A saúde está doente Houve por dias embargo de obras, foram descobertos alguns objectos de cerâmica e indícios de que ali funcionou um forno. Mas as obras recomeçaram. O presidente da Câmara concedera que elas parassem, para ser recolhido tudo o que fosse possível. E difícil será dizer hoje da importância ou não importância, do que se especula ter sido uma povoação romana com peso na zona, no princípio da era cristã.
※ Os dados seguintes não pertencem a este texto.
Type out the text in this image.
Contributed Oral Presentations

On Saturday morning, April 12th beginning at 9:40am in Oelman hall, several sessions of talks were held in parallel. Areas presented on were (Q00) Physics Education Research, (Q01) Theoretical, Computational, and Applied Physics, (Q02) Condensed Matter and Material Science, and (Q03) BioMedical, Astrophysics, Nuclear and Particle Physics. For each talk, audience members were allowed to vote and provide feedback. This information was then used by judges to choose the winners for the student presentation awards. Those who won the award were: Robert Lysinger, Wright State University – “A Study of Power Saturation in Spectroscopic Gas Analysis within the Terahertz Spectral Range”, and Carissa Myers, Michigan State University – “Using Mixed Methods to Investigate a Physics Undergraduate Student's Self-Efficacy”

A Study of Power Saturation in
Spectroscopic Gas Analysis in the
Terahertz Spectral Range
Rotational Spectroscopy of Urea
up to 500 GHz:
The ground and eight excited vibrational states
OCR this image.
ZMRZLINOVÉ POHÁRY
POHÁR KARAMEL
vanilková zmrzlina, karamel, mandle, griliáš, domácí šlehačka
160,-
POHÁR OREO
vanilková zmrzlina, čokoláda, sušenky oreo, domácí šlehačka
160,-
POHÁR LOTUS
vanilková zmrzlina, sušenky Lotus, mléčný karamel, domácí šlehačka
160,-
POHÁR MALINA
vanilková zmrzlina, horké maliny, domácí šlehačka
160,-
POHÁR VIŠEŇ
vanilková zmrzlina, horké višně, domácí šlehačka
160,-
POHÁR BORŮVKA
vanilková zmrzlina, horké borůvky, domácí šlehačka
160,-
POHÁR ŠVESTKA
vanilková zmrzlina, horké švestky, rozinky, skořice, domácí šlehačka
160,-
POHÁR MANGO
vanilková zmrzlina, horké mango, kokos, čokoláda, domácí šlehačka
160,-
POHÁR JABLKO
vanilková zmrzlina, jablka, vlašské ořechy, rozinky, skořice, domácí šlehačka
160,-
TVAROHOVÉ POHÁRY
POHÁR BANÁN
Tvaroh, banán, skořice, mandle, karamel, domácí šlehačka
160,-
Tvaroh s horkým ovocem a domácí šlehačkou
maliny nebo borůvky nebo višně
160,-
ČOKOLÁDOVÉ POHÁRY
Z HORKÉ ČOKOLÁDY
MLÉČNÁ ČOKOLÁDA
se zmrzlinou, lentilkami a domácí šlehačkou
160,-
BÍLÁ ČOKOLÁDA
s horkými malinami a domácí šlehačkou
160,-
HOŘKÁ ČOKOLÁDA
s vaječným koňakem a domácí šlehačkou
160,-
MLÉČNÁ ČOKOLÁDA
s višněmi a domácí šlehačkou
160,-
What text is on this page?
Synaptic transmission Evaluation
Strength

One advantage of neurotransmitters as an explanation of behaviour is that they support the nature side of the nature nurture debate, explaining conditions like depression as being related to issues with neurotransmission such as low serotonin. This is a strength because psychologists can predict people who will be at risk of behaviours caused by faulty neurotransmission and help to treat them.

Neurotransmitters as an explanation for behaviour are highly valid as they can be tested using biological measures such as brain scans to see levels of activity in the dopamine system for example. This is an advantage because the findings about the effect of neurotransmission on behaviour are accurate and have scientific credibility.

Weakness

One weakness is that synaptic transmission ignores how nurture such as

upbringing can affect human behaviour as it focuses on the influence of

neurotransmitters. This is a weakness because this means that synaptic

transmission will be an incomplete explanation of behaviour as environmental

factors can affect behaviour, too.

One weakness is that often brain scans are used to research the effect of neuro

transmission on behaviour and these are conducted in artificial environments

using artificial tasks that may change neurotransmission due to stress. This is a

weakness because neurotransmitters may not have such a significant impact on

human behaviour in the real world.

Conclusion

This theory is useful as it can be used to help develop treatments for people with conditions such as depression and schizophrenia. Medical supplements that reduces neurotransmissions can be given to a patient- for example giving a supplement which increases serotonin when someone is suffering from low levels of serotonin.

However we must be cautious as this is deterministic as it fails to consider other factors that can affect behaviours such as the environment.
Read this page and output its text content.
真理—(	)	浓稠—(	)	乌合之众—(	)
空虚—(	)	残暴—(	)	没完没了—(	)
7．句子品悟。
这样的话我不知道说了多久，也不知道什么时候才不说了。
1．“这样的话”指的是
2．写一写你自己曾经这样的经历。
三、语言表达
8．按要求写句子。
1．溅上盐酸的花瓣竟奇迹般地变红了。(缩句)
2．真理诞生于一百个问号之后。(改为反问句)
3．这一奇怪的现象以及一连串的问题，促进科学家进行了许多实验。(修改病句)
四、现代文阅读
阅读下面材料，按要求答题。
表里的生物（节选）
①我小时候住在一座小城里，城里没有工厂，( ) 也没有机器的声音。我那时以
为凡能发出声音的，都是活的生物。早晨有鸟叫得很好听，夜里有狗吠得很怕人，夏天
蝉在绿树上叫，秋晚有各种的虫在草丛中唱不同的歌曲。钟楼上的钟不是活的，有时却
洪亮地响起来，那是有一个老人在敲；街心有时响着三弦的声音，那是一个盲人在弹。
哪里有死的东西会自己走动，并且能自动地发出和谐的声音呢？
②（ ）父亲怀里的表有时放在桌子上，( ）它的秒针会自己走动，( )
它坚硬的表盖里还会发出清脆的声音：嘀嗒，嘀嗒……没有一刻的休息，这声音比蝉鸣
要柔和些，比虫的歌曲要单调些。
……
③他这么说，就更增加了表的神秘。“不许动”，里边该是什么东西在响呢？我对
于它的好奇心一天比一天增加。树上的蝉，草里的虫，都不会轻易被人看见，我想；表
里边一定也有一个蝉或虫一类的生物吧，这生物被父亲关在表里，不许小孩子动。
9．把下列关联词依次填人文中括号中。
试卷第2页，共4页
Mas entre a discussão política, assembleias municipais animadas, com desobediência de voto partidário de homens bons vindos das aldeias e que de imediato pensam no benefício directo do local em que habitam, algo se foi transformando durante estes 10 anos: existe um mercado municipal que não funciona porque não há água; existe um activo corpo de bombeiros, com nova sede orçamentada

Na ausência de um mercado municipal, que existe mas não funciona por falta de água, a carne é disposta ao ar livre. E, em jeito de metáfora para o isolamento e o desejo: o cão olha a carne que não come...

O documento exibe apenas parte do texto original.